Noah ne savait pas que Stiles avait ses études à l'école de police alors celui-ci lui parla, lui narra des missions qui n'existaient pas. L'entendait-il ? Peut-être. Après tout, il n'était plus dans le coma. Il se reposait. En tous les cas, l'hyperactif lui parlait toujours, histoire de lui faire comprendre qu'il n'était pas seul, qu'il ne le serait jamais. Puis il voulait égayer son sommeil et peut-être… Lui redonner un semblant de goût à la vie. Mais comment faire ? Lui-même croulait sous les pensées noires que son esprit lui imposait. Des lustres que ce manège tournait, des lustres que les choses se répétaient. Au départ, c'était simplement très difficile, mais ça allait quand même. Puis, Noah avait recommencé, incapable de supporter ce verdict qui l'avait brisé. Et Stiles trouvait ça stupide. Stupide parce qu'il pouvait l'aider. Oui mais voilà, Noah n'avait pas voulu lui imposer sa maladie, ses conséquences et les différents frais qu'elle pouvait engendrer si on tentait de la « soigner »… Tout comme il n'avait pu supporter l'idée de se voir diminué, de ne plus pouvoir travailler correctement.

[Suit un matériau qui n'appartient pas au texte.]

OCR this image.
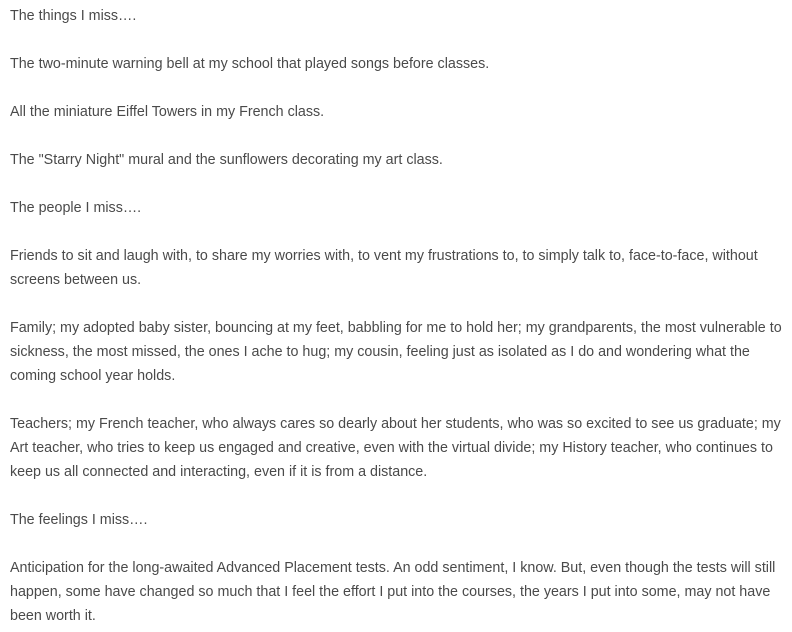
The things I miss….

The two-minute warning bell at my school that played songs before classes.

All the miniature Eiffel Towers in my French class.

The "Starry Night" mural and the sunflowers decorating my art class.

The people I miss….

Friends to sit and laugh with, to share my worries with, to vent my frustrations to, to simply talk to, face-to-face, without screens between us.

Family; my adopted baby sister, bouncing at my feet, babbling for me to hold her; my grandparents, the most vulnerable to sickness, the most missed, the ones I ache to hug; my cousin, feeling just as isolated as I do and wondering what the coming school year holds.

Teachers; my French teacher, who always cares so dearly about her students, who was so excited to see us graduate; my Art teacher, who tries to keep us engaged and creative, even with the virtual divide; my History teacher, who continues to keep us all connected and interacting, even if it is from a distance.

The feelings I miss….

Anticipation for the long-awaited Advanced Placement tests. An odd sentiment, I know. But, even though the tests will still happen, some have changed so much that I feel the effort I put into the courses, the years I put into some, may not have been worth it.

Le suicide lui avait paru être la meilleure solution. La première fois que c'était arrivé, Stiles ne savait rien. Il était encore à l'école de police, plein d'espoir d'intégrer le FBI par la suite. Jordan Parrish l'avait appelé, la mort dans l'âme, pour lui signaler que Noah avait eu un accident de voiture. Violent. Un accident qu'il avait provoqué, apprit-on par la suite. Stiles n'avait pas hésité : il avait tout lâché pour pouvoir aider son père à obtenir les meilleurs soins possibles. Il avait remué ciel et terre, jusqu'à tomber sur les meilleurs médecins du monde – à ses yeux. Magnus Bane et Alexander Lightwood. Il savait les hôpitaux de Brooklyn réputés, mais il n'avait aucune idée d'à quel point c'était vrai avant d'y faire soigner son père. Seul le personnel infirmier laissait un peu à désirer, mais… Magnus et Alec relevaient largement le niveau. Ils avaient accompli un travail de titan car Noah ne s'était jamais raté et avait grièvement entaché ses chances de survie. Chaque fois avait été un défi pour les deux médecins qui n'avaient rien lâché.

Maintenant, restait à voir la suite. Et surtout, Stiles comptait bien aider son père en profondeur, quitte à débourser davantage encore. Ses soins médicaux étaient difficiles à assumer, mais il était prêt à continuer jusqu'à ce que ça paye. Il était clair que Noah aurait besoin d'une thérapie et ce, depuis bien longtemps. Stiles se promit de la lui payer une fois qu'il aurait amassé davantage d'argent. Actuellement, tout partait dans les frais d'hôpitaux, si onéreux que Stiles peinait à aligner quelques sous pour lui. Il survivait, donc c'était suffisant.

Vint un moment où Stiles dut se lever et abandonner son père aux bons soins du personnel soignant. Dans ses souvenirs, Alec devrait prendre la relève de Magnus. Dans un sens, ça le rassurait. Il n'aimait pas savoir son géniteur seul toute la journée et il savait qu'Alec passerait le voir régulièrement, comme le faisait Magnus.

Stiles serra une dernière fois la main de Noah avant de finalement la lâcher à regret, ses émotions intérieures parfaitement sous contrôle pour l'instant. Il passerait bien des heures à le veiller, mais… Il avait du travail et de l'argent à gagner.

Une longue, très longue journée l'attendait.